In this section the key definitions and concepts surrounding the income tax treatment of depreciating assets including cost implications, holding an asset, “start time” and  “adjustable value”. Understanding these key concepts is critical to the topics you will learn in the unit. 

Where none of the concessional decline in value  or other special situations are relevant for the taxpayer the standard decline in value rules will apply. You will learn about how these operate and about the relevant concepts of effective life and non-taxable use, and about the decline in value methods in this section. Special rules affecting second-hand assets in residential properties are also discussed here.

There is a range of special situations where a better tax outcome, when compared to the standard decline in value rules, can be obtained. This includes some temporary measures introduced as a response to the Covid-19 pandemic. In this section you will work through these scenarios and understand when they apply and the consequences for the taxpayer. These include Instant Asset Write Off (IAWO), Temporary Full Expensing (TFE) and accelerated depreciation scenarios. You will also learn and understand the relevance of “aggregated turnover” and related concepts for the concessional declines in value rules discussed in this section.

You will learn about the concept of a balancing adjustment event in this section as well as the consequences that flow from such an event happening and the calculations that will be required for income tax purposes. The key concepts of balancing adjustment event and termination value are covered here as well as the calculation of the balancing adjustment amount. This section also introduces you to how these rules interact with the capital gains tax (CGT) regime.

Some depreciating assets have special rules or different treatments applied for the purposes of calculating decline in value. Key ones are discussed in this section. You will learn about low value and software development pools, primary producer expenditures on water facilities and other specific assets and capital expenditures incurred by businesses in the mining and quarrying sector on exploration and prospecting. The details of project pool amounts and other expenditures where immediate deductions are available will be discussed and you will also learn about “black-hole” expenditure. Consequences of disposing of the assets covered in this section are also discussed.
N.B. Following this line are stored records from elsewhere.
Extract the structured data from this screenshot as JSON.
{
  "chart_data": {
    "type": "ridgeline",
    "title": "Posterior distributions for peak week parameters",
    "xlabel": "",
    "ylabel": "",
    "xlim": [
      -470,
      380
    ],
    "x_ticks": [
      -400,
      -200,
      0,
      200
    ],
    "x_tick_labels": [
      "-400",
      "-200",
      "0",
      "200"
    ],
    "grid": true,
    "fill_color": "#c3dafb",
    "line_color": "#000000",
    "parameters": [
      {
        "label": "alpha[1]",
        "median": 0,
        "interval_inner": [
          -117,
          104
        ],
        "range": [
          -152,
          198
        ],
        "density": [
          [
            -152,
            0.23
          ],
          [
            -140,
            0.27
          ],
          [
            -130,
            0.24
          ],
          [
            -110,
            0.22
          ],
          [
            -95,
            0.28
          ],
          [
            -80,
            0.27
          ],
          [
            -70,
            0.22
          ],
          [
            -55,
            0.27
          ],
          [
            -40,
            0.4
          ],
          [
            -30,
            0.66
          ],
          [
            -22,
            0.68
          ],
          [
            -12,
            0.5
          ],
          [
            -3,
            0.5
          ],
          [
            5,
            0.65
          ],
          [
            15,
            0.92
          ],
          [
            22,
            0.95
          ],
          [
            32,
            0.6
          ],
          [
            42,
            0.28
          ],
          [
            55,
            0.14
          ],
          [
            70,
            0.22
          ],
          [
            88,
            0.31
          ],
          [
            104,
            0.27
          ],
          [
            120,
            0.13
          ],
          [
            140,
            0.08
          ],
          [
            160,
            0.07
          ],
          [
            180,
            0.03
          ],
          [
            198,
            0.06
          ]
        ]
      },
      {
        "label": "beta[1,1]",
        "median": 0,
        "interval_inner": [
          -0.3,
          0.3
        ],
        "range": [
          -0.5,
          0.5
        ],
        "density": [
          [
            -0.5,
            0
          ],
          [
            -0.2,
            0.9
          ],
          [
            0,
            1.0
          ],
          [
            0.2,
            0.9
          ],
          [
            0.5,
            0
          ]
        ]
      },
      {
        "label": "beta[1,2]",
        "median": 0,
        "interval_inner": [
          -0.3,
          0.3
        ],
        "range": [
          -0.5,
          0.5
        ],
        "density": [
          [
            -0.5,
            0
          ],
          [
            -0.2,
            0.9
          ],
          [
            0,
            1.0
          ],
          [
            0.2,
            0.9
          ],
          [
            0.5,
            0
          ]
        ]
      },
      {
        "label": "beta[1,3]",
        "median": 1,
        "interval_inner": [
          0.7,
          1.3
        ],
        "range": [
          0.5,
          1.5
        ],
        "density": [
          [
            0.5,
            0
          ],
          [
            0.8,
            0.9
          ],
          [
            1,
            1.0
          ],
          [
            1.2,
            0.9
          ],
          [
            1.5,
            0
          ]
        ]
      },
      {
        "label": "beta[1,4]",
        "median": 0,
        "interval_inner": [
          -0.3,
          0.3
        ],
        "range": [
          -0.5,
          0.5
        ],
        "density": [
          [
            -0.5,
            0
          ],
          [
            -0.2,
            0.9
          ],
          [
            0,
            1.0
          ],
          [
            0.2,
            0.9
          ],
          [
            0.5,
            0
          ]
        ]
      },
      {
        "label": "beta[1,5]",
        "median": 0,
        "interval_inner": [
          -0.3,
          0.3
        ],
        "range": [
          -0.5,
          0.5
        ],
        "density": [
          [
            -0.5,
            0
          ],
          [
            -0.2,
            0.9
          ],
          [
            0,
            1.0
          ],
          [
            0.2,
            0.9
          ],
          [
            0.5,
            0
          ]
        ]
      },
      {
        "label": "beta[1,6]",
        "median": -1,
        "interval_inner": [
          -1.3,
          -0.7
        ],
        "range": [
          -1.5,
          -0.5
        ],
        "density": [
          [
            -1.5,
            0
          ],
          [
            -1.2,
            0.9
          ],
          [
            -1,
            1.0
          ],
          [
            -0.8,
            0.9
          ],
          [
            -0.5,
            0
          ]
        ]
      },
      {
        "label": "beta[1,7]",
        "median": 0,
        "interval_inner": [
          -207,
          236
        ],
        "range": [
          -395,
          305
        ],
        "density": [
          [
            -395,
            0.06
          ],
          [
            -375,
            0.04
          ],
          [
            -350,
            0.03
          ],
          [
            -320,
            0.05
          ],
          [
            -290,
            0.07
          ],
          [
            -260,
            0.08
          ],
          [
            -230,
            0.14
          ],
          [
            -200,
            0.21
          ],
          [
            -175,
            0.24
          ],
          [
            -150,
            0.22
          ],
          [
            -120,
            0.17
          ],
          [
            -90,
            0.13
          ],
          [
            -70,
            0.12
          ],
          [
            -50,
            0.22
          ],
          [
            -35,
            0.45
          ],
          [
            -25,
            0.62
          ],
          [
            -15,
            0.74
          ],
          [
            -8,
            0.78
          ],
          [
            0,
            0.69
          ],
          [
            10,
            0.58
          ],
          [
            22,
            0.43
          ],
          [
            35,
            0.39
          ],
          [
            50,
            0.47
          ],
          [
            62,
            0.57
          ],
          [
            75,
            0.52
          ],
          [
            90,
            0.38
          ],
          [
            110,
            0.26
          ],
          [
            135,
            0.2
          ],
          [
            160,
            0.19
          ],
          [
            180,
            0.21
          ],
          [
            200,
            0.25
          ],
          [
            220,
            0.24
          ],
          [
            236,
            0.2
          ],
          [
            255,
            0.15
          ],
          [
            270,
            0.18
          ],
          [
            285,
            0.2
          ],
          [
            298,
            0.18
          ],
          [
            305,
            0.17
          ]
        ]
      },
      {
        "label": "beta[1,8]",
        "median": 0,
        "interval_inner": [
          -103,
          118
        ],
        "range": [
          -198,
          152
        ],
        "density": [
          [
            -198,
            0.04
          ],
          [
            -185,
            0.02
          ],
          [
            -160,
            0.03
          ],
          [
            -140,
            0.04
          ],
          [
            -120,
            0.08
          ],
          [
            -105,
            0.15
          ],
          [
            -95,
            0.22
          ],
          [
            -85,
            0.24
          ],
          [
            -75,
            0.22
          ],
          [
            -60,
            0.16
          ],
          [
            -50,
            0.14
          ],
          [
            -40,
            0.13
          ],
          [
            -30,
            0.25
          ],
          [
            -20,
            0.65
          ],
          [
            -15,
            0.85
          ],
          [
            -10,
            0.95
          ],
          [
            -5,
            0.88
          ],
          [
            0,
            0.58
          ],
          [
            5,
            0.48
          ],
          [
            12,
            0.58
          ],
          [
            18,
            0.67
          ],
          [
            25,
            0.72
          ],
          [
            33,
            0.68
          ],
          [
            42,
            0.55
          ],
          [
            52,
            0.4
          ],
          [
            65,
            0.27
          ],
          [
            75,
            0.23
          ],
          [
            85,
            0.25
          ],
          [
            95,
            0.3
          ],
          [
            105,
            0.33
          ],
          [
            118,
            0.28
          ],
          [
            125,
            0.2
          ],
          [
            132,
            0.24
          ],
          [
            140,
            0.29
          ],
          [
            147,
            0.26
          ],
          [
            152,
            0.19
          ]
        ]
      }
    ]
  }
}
In this section you will learn about the tax treatment of certain capital expenditures on buildings and other capital works and how these rules interact with other relevant parts of the income tax law. The concepts that underpin these rules and the interactions with Division 40 ITAA97 and the capital gains tax provisions will also be discussed in this section.

The income tax implications for the financing of assets by way of leases and hire purchase agreements are covered in this section. These are considered from the lessee and the lessors perspective. You will also learn about the circumstances in which Division 240 ITAA97 will apply to a hire purchase arrangement in this section.